Il cugino di Reyes alla Guardia Civil sull’incidente: “Eravamo in aria… stavamo volando”

Nell’incidente che ha portato alla morte di Josè Antonio Reyes erano presenti in macchina due suoi cugini. Juan Manuel, l’unico sopravvissuto, spiega alla polizia che l’auto “stava volando”.

di Redazione Il Posticipo

L’eccesso di velocità alla guida è per davvero qualcosa da evitare il più possibile. E che a volta si paga a caro prezzo. Uno degli ultimi casi più rumorosi è quello dell’ex giocatore di Siviglia, Real Madrid e Arsenal Josè Antonio Reyes. L’incidente stradale in cui ha perso la vita ha mietuto un’altra vittima: suo cugino Jonathan, mentre l’altro cugino Juan Manuel Calderon è ancora ricoverato in ospedale e lotta per la sua vita. La Guardia Civil, dopo alcuni rilievi, è riuscita a risalire alla velocità a cui viaggiava l’auto e ha confermato che superava i 220 km/h. E Juan Manuel, l’unico sopravvissuto, ha cercato di spiegare agli agenti la dinamica dell’incidente prima di perdere i sensi.

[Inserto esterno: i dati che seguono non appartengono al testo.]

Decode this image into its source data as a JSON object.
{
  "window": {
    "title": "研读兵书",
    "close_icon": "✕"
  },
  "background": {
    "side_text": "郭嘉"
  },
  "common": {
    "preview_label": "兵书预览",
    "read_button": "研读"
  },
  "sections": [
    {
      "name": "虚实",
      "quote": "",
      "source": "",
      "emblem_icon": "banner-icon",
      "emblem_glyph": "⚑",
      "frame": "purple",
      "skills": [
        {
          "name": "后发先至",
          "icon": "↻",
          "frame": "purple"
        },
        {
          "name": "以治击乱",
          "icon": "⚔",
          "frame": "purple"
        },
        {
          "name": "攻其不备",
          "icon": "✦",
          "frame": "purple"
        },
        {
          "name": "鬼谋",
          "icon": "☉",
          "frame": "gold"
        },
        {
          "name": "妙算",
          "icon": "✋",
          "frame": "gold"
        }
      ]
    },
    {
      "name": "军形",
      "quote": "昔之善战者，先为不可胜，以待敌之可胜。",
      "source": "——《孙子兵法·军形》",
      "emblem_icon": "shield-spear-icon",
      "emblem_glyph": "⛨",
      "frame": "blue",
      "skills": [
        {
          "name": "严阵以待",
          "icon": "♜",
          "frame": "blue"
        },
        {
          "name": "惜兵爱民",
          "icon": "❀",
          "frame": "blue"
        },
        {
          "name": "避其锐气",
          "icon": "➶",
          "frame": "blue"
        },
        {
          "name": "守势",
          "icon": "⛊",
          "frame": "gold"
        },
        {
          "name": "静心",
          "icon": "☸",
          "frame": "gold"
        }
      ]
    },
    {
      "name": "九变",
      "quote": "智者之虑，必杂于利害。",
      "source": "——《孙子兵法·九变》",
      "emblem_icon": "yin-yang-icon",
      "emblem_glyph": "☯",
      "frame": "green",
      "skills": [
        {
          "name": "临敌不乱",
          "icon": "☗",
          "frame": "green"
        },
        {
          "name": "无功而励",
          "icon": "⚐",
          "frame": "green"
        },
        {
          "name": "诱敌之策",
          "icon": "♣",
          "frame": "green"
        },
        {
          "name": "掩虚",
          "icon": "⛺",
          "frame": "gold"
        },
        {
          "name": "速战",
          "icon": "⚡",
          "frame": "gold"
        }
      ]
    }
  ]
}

LA RICOSTRUZIONE – Quando i soccorsi sono arrivati sul luogo dell’incidente, Juan Manuel è stato sedato per alleviare la sofferenza procurata dalle forti ustioni che il ragazzo ha rimediato nel tentativo di soccorrere i cugini. Prima però il ragazzo è riuscito a lasciare qualche dichiarazione alla Guardia Civil, oggi pubblicate dalla sezione di cronaca del quotidiano El Mundo. Calderon ha spiegato che stava guardando fuori dal finestrino finché (“non so cos’abbia fatto Josè, non ricordo“) l’auto guidata dall’ex calciatore ha impattato il guard rail e ha lasciato il segno di una frenata per addirittura 90 metri. L’auto, purtroppo, non si è fermata: è uscita di strada colpendo una staccionata e distruggendo anche un muro di cemento spesso più di mezzo metro. Juan Manuel, però, ha raccontato un altro dettaglio: “Stavamo volando“.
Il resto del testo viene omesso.